7.3: Mendel learned about heredity by conducting experiments.

What do parents “give” their offspring that confers similarity? It wasn’t until the mid-1800s that any real headway was made on answering this question. At that time, Gregor Mendel, a monk living in what is now the Czech Republic, conducted studies that not only shed light on this question but practically answered it completely. Mendel understood the essence of the genetics puzzle and set out to piece it all together.

When Mendel turned to questions about heredity, there were no obvious answers. One idea that had been popular since the late 1600s suggested that an entire pre-made human—albeit a tiny one—was contained in every sperm cell (FIGURE 7-7). Though imaginative, this idea could not explain why children resemble both their mothers and their fathers, not just their fathers. Another popular idea suggested that offspring reflect a simple blending of their two parents’ traits by blending of the blood. But how then, could brown-eyed parents give birth to blue-eyed children?

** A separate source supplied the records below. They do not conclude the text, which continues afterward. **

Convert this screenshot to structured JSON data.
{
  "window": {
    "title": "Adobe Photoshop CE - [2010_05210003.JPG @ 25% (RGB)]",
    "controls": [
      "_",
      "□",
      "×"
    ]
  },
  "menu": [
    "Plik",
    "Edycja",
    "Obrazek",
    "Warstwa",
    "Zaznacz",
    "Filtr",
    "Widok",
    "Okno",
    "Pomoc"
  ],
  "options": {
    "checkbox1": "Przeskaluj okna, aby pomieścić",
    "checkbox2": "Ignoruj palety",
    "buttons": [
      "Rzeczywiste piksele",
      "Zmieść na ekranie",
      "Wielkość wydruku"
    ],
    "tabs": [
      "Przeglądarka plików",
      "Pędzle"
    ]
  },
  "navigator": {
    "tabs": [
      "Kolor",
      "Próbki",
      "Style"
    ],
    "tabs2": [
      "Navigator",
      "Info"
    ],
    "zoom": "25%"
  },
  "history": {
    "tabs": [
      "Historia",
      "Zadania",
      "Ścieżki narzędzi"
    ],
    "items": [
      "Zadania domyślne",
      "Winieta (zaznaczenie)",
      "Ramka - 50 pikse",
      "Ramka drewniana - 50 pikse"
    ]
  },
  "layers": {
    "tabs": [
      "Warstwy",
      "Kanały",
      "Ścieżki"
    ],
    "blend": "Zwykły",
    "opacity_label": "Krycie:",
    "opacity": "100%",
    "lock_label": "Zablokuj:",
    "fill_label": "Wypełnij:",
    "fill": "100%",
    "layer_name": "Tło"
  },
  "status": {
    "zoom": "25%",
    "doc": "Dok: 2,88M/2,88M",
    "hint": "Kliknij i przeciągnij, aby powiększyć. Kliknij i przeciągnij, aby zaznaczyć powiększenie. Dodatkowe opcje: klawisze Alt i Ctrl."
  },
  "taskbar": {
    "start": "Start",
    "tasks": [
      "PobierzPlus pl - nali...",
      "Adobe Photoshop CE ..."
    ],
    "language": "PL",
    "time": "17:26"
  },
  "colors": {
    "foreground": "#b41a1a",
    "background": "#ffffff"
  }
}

Sometimes scientific breakthroughs are made because a new technique is invented or a lucky observation is made by chance. Neither played a role in Mendel’s success. He didn’t do anything radically new, but simply applied the tried-and-true process of methodical experimentation and scientific thinking (as described in Chapter 1). In particular, three features of Mendel’s research were critical to its success (FIGURE 7-8).

• 1. He chose a good organism to study: the garden pea. It’s not that Mendel had a particular fondness for vegetables. Moreover, his goals were to understand inheritance in all organisms, not just plants. But cats and dogs or even mice wouldn’t have served his purposes very well, because they would have been too hard to take care of in the large numbers he required—thousands and thousands of individuals. Humans, too, would have made a terrible study organism. We take too long to breed (and won’t produce offspring on command). Pea plants, on the other hand, were simply the right tool. They are relatively easy to fertilize manually by “pollen dusting.” A single cross—the process in which male pollen (carrying sperm) is used to fertilize eggs—produces numerous offspring. In addition, pea plants reproduce quickly, so Mendel could conduct experiments that included multiple generations.
  
• 2. Mendel chose to focus on easily categorized traits like shape and color. For instance, all peas of the variety that Mendel studied are either round or wrinkled in shape, with nothing in between. In addition, all peas are either yellow or green in color, never any intermediate shade. In all, Mendel looked at seven different traits of the pea plants, but for each trait only two variants ever appeared. Mendel and his research assistants could easily observe and unambiguously identify the trait variants.
• 3. Mendel began his studies by first repeatedly breeding together similar plants until he had many distinct populations, each of which was unvarying for a particular trait. He described these plants as true-breeding for that trait because they always produced offspring with the same variant of the trait as the parents. For example, when true-breeding round-pea plants were crossed together, they always produced plants with round peas. True-breeding purple-flowered pea plants always produced purple-flowered offspring, while true-breeding white-flowered pea plants always produced white-flowered offspring. It took a lot of prep work to establish these populations, but once Mendel had them, he was in a position to set up all of the different crosses that enabled him to piece together the genetics puzzle.

Once he had obtained his groups of true-breeding plants, Mendel began a straightforward process of experimentation. He crossed plants with different traits—for example, he crossed plants with green peas and plants with yellow peas—and observed large numbers of their offspring, counting the number of plants that produced green peas and the number of plants that produced yellow peas. (This cross, written as “green × yellow cross,” always resulted in plants that produced only yellow peas.) Mendel devised a hypothesis that would explain his observations and generate predictions about the outcomes of further crosses. Then he conducted those crosses to see whether the predictions generated by his hypothesis were borne out.

There was a simple elegance to Mendel’s work: from his predictions he articulated simple questions that could be answered by his experiments. For example, “If I cross a plant that produces wrinkled peas with a plant that produces smooth peas, will the offspring plants produce wrinkled or smooth peas?” His crosses would come out either one way or the other. Everything was black and white. This process of performing well-thought-out, rigorous experiments was a radical innovation for biology. We explore his results in the next section and see that they allowed Mendel to clearly and definitively describe how the traits he studied were inherited.